To Sam he replied: “I do know that. I heard that you had got an easy ride by the same token, because Sir A had ears in government. And also, like me no doubt, through expenditure of some poor someone’s cash. But you have not made mention of the French maid, Céline. Sally, as you know her. You thought she was a spy behind it all and had betrayed us. She was not, and did not. So did she hang?”
“Know not,” said Sam. “I honestly know not. Sir A still wants vengeance for his protégé, for Charles Yorke and his friend Warren, done to death by most dishonest men. If French Sally is dead, I should feel like him, is all. I, too, should want revenge, but on so-called honest ones.” He paused. “I am sorry for my doubting, Will,” he said. “I am sorry for it.”
He told Will then of Thin Annette at Dr Marigold’s, and what she’d said of “Deb Tomelty.” He hoped that it would lighten things, and it did. Will, in actual fact, almost exploded with excitement and with joy, and any hope he’d had of convincing himself she was a mere sad memory melted instantly. Hope burst out, and it would not be suppressed.

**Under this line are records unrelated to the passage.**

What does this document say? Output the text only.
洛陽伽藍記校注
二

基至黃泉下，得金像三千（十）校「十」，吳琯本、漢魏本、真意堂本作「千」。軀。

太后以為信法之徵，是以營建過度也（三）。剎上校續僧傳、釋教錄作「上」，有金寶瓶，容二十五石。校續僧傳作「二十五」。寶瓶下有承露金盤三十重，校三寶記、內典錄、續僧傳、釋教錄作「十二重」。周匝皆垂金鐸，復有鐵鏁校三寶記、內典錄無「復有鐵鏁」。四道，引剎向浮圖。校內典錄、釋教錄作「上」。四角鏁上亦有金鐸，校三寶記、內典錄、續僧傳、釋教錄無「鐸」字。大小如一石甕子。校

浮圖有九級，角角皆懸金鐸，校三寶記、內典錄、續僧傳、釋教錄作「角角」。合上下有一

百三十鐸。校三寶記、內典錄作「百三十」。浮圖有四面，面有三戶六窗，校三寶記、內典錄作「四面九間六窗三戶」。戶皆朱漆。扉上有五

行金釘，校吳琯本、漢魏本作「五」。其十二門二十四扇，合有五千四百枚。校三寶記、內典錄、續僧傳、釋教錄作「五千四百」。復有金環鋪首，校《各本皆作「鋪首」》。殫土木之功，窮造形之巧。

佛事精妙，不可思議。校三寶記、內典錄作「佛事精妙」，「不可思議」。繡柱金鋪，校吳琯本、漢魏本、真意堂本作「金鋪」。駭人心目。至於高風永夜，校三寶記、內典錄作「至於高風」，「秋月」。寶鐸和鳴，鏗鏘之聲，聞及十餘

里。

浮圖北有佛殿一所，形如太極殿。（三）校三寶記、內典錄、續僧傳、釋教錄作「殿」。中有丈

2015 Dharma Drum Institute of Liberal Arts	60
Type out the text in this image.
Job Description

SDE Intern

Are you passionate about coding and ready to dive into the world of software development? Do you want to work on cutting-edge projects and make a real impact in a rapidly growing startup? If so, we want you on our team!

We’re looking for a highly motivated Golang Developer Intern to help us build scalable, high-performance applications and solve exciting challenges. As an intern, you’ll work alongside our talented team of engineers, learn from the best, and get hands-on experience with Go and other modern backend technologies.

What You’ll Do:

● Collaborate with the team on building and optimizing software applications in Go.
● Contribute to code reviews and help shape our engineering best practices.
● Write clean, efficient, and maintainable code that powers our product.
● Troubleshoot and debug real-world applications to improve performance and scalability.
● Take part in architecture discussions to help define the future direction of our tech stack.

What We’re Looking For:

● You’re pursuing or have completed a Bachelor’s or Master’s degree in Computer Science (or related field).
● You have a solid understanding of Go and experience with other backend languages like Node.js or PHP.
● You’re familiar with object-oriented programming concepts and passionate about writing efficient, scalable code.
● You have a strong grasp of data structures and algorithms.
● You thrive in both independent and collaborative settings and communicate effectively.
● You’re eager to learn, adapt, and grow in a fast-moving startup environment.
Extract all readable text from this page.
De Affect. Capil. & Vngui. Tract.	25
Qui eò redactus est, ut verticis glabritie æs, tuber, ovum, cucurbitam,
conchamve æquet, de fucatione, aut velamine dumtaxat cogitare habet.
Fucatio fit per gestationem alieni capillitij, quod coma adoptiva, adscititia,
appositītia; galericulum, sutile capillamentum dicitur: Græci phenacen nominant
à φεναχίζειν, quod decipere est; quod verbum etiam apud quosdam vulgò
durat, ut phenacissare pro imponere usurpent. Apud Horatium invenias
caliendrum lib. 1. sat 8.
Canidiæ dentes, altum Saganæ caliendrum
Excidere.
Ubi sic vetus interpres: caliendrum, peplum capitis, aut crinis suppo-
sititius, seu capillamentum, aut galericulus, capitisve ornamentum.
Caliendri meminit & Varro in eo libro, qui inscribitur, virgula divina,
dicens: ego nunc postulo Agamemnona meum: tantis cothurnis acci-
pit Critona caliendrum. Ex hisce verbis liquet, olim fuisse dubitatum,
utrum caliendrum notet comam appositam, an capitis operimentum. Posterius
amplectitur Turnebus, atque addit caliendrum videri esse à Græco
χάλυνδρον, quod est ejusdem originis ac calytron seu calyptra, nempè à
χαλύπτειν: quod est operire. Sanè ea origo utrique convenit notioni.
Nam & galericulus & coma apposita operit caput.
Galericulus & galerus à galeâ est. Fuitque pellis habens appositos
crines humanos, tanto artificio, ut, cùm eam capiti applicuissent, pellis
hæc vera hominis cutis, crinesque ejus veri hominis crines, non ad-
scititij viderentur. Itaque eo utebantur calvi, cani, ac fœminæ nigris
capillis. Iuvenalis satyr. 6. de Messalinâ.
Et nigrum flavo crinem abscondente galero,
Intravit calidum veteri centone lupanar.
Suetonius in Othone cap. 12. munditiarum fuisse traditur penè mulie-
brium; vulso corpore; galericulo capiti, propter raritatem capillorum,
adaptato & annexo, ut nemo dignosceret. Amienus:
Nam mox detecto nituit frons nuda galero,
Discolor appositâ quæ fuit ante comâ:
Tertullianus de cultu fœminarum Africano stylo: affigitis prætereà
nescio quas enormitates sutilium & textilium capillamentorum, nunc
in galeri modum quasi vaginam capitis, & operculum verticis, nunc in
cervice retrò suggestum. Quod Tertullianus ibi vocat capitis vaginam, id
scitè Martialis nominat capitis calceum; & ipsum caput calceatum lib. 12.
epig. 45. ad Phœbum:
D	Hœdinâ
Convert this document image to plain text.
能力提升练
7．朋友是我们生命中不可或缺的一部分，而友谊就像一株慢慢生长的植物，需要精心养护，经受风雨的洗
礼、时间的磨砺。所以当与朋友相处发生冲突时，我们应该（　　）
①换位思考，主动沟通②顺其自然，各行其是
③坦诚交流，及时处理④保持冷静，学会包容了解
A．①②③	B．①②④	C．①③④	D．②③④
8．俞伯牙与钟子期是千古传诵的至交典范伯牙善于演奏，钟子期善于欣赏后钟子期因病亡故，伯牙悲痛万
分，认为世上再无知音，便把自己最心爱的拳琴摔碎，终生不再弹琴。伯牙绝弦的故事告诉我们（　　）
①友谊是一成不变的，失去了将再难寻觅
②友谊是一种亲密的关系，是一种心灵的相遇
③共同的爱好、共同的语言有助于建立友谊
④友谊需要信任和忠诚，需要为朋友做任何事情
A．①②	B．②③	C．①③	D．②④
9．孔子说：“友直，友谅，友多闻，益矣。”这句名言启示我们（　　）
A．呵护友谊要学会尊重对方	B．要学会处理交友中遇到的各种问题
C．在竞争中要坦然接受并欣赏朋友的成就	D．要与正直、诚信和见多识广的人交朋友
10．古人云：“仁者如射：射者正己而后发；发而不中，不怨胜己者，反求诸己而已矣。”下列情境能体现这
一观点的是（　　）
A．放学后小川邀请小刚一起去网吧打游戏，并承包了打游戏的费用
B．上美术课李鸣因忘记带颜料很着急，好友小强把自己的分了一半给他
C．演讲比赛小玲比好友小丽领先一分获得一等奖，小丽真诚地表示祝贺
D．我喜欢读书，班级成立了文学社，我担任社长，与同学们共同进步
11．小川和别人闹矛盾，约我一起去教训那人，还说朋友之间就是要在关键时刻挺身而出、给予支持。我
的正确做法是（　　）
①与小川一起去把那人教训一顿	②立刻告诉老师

“We must go,” he said, and said it over, every two minutes, until Sam could douse him down. “We must talk to Kaye and tell him we must go. Sam. Instanter. Now. What o’clock is it? It must be getting on for dawn. She might be at your uncle’s still! Oh heavens, Sam, oh heavens! W
e must go this moment, instanter!”
“We wake him, do we?” Sam said, ironically. “We barge into his cabin and pluck Black Bob out of his tender arms? Well met, we cry! Your new ship’s officers, ready for duty! Except we’re going on a jaunt, to hunt some quim! Well, Will… shut up, shut eye, and wait till morning. Good God, he has had no sight of me on board yet, and him the captain! Also, he saved our lives!”
They did shut eye and both — as seamen can — seized the chance of sleep, however minimal, though Bentley almost had to drag it down upon himself. But they were up before the lark, got coffee out of one-leg Geoff, washed, dressed, and chafed impatiently in the early warming sun, and watched the Biter come to life. They watched men they knew, and some whom Sam did not, tumble from the forward hatchway. They watched three soldiers, scrawn and scruff and misery, chivvied from below by an officer who, when fully viewed, struck Sam with frank astonishment.
“Who’s that?” he said. “He is a child! Is that our officer of marines?”
“His name’s Lieutenant Savary,” Will muttered sideways from his mouth. Then shouting started: military orders, morning drill, which filled the sailors with a smug delight. Josh Baines, lurking near the shoreside bulwark, moved his mouth as if to spit into the water, then caught Will’s eye, remembering the new regime. He smirked instead, ingratiatingly. Will, his comments masked by the soldiers’ racket, added: “He is twenty, I believe. He has four musket men in all, but one of them got stabbed in Deptford. God knows if he’ll be ready when we sail.”
“Twenty! He looks twelve. Cheeks like a pair of apricots, that curly hair. Christ, Will, Black Bob had need of looking to his laurels. Has not Slack Dickie got the drools for him?”